The bill substantially expands federal contracting opportunities, support, and transparency for veteran-owned small businesses—but that expansion risks higher taxpayer costs, administrative burdens, potential fairness concerns from increased sole-source use, and displaced opportunities for other small firms unless carefully implemented and overseen.
Veteran-owned small businesses will gain materially greater access to federal contracts through a new 5% governmentwide target, explicit SBA program eligibility, set-asides, and expanded sole-source authority, increasing potential revenues and contracting opportunities.
Veteran-owned small firms can receive awards more quickly because contracting officers may use noncompetitive/sole-source procedures for eligible procurements, reducing procurement delays for qualifying firms.
Veteran-owned concerns will be explicitly eligible for SBA programs (set-asides, mentor-protégé, scorecard recognition, Best-in-Class consideration), improving business development support and competitive readiness.
Taxpayers may face higher procurement costs because limiting some procurements to veteran-owned firms and expanding sole-source use can reduce competition and push prices up, and meeting new targets could prompt additional corrective or support spending.
Other small-business categories may lose award opportunities if agencies shift procurement priorities or set-asides to meet veteran contracting goals, reducing competition and redistributing scarce contract dollars.
Agencies and the SBA will incur added administrative burden and compliance costs from expanded reporting, monitoring, program implementation, and tracking of veteran contracting, diverting staff time and resources.
Based on analysis of 8 sections of legislative text.
Creates a veteran‑owned small business contracting category with sole‑source and set‑aside authorities, sets a 5% governmentwide goal, and requires new award reporting.

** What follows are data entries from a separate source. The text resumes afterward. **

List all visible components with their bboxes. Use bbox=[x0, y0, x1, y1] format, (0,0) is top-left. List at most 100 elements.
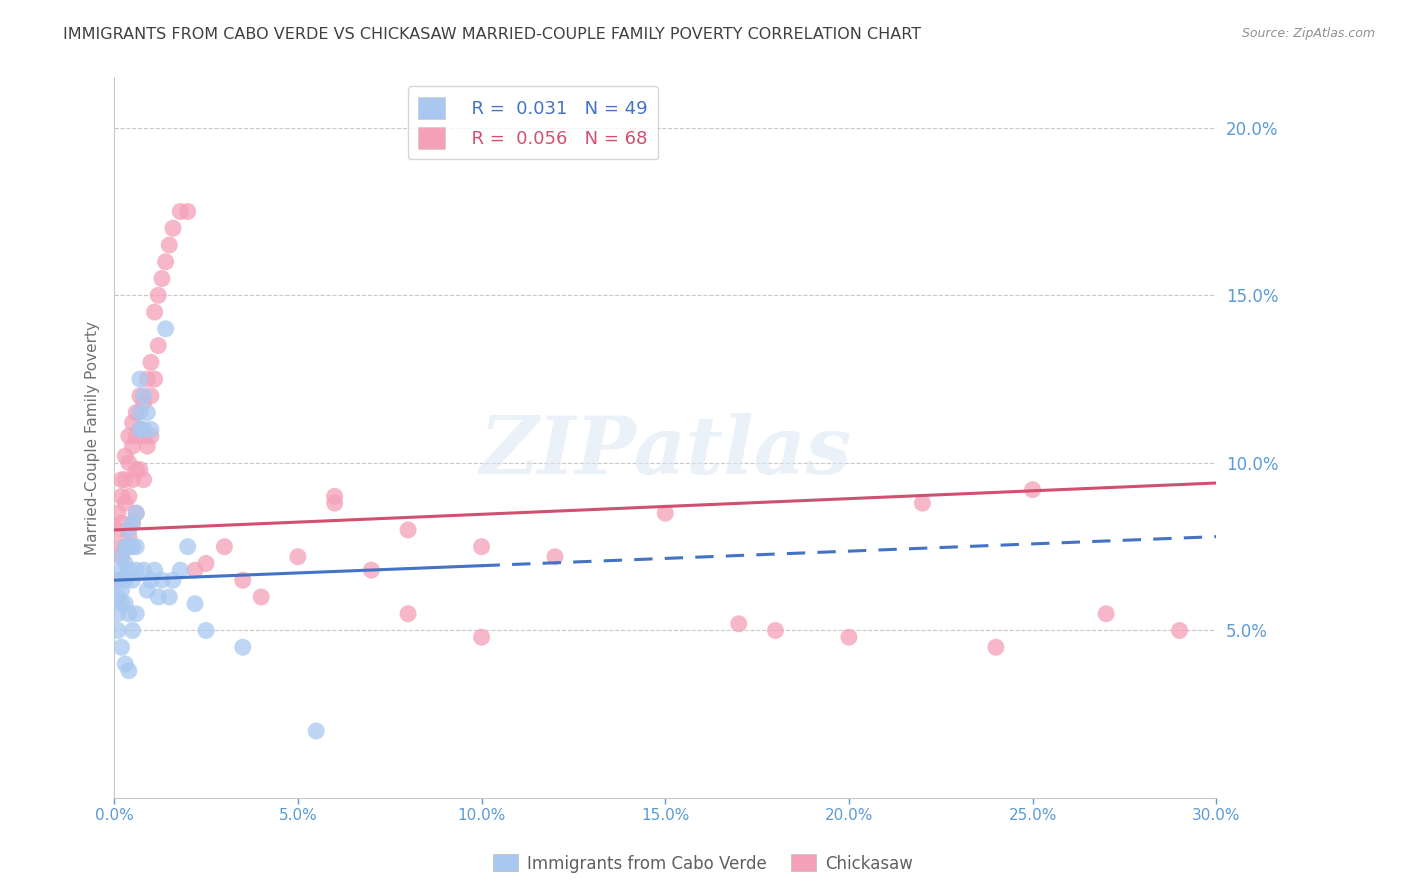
Point bbox=[118, 429, 141, 443]
Point bbox=[110, 516, 132, 531]
Point bbox=[110, 549, 132, 564]
Legend: Immigrants from Cabo Verde, Chickasaw: Immigrants from Cabo Verde, Chickasaw bbox=[486, 847, 920, 880]
Point bbox=[129, 422, 152, 436]
Point bbox=[125, 462, 148, 476]
Point bbox=[114, 496, 136, 510]
Point bbox=[114, 573, 136, 587]
Point bbox=[305, 724, 328, 739]
Point bbox=[132, 395, 155, 409]
Point bbox=[110, 549, 132, 564]
Point bbox=[136, 439, 159, 453]
Point bbox=[214, 540, 236, 554]
Point bbox=[984, 640, 1007, 655]
Point bbox=[143, 563, 166, 577]
Point bbox=[838, 630, 860, 644]
Point bbox=[139, 355, 162, 369]
Point bbox=[148, 288, 170, 302]
Point bbox=[114, 597, 136, 611]
Point bbox=[176, 204, 198, 219]
Point bbox=[107, 506, 129, 520]
Point bbox=[544, 549, 567, 564]
Point bbox=[129, 406, 152, 420]
Point bbox=[132, 422, 155, 436]
Point bbox=[110, 640, 132, 655]
Point bbox=[132, 429, 155, 443]
Point bbox=[765, 624, 787, 638]
Point bbox=[110, 563, 132, 577]
Point bbox=[360, 563, 382, 577]
Point bbox=[118, 456, 141, 470]
Point bbox=[250, 590, 273, 604]
Point bbox=[169, 563, 191, 577]
Text: ZIPatlas: ZIPatlas bbox=[479, 413, 851, 491]
Point bbox=[157, 590, 180, 604]
Point bbox=[471, 630, 494, 644]
Point bbox=[150, 271, 173, 285]
Point bbox=[1021, 483, 1043, 497]
Point bbox=[110, 473, 132, 487]
Point bbox=[121, 439, 143, 453]
Point bbox=[148, 338, 170, 352]
Y-axis label: Married-Couple Family Poverty: Married-Couple Family Poverty bbox=[86, 321, 100, 555]
Point bbox=[143, 372, 166, 386]
Point bbox=[110, 597, 132, 611]
Point bbox=[118, 530, 141, 544]
Text: IMMIGRANTS FROM CABO VERDE VS CHICKASAW MARRIED-COUPLE FAMILY POVERTY CORRELATIO: IMMIGRANTS FROM CABO VERDE VS CHICKASAW … bbox=[63, 27, 921, 42]
Point bbox=[157, 238, 180, 252]
Point bbox=[136, 406, 159, 420]
Point bbox=[110, 490, 132, 504]
Point bbox=[121, 473, 143, 487]
Point bbox=[1095, 607, 1118, 621]
Point bbox=[129, 389, 152, 403]
Point bbox=[125, 540, 148, 554]
Point bbox=[132, 473, 155, 487]
Text: Source: ZipAtlas.com: Source: ZipAtlas.com bbox=[1241, 27, 1375, 40]
Point bbox=[114, 657, 136, 671]
Point bbox=[162, 573, 184, 587]
Point bbox=[107, 540, 129, 554]
Point bbox=[176, 540, 198, 554]
Point bbox=[125, 406, 148, 420]
Point bbox=[107, 624, 129, 638]
Point bbox=[132, 563, 155, 577]
Point bbox=[184, 563, 207, 577]
Point bbox=[148, 590, 170, 604]
Point bbox=[169, 204, 191, 219]
Point bbox=[118, 664, 141, 678]
Point bbox=[114, 540, 136, 554]
Point bbox=[110, 583, 132, 598]
Point bbox=[162, 221, 184, 235]
Point bbox=[184, 597, 207, 611]
Point bbox=[121, 540, 143, 554]
Point bbox=[121, 573, 143, 587]
Point bbox=[125, 506, 148, 520]
Point bbox=[114, 449, 136, 463]
Point bbox=[654, 506, 676, 520]
Point bbox=[155, 322, 177, 336]
Point bbox=[232, 640, 254, 655]
Point bbox=[396, 523, 419, 537]
Point bbox=[125, 607, 148, 621]
Point bbox=[727, 616, 749, 631]
Point bbox=[139, 573, 162, 587]
Point bbox=[139, 429, 162, 443]
Point bbox=[114, 540, 136, 554]
Point bbox=[121, 516, 143, 531]
Point bbox=[139, 422, 162, 436]
Point bbox=[396, 607, 419, 621]
Point bbox=[129, 462, 152, 476]
Point bbox=[155, 254, 177, 268]
Point bbox=[118, 490, 141, 504]
Point bbox=[129, 372, 152, 386]
Point bbox=[232, 573, 254, 587]
Point bbox=[287, 549, 309, 564]
Point bbox=[323, 490, 346, 504]
Point bbox=[1168, 624, 1191, 638]
Point bbox=[107, 573, 129, 587]
Point bbox=[107, 607, 129, 621]
Point bbox=[195, 624, 218, 638]
Point bbox=[121, 516, 143, 531]
Point bbox=[471, 540, 494, 554]
Point bbox=[118, 540, 141, 554]
Point bbox=[107, 523, 129, 537]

Introduced March 3, 2026 by Timothy Patrick Sheehy · Last progress March 3, 2026
Creates a new federal contracting category for veteran-owned small businesses and gives contracting officers new authorities to award sole-source contracts and to set aside competitions specifically for veteran-owned firms when conditions are met. Establishes a governmentwide procurement goal of at least 5% of prime contract and subcontract dollars for veteran‑owned small businesses and requires new, detailed reporting on awards to that category. Also updates many parts of the Small Business Act and agency procurement practice to recognize veteran‑owned‑and‑controlled small businesses in mentor‑protégé programs, scorecards, subcontracting rules, and SBA responsibilities, and requires that eligible veteran firms be listed in a federal database to receive these preferences.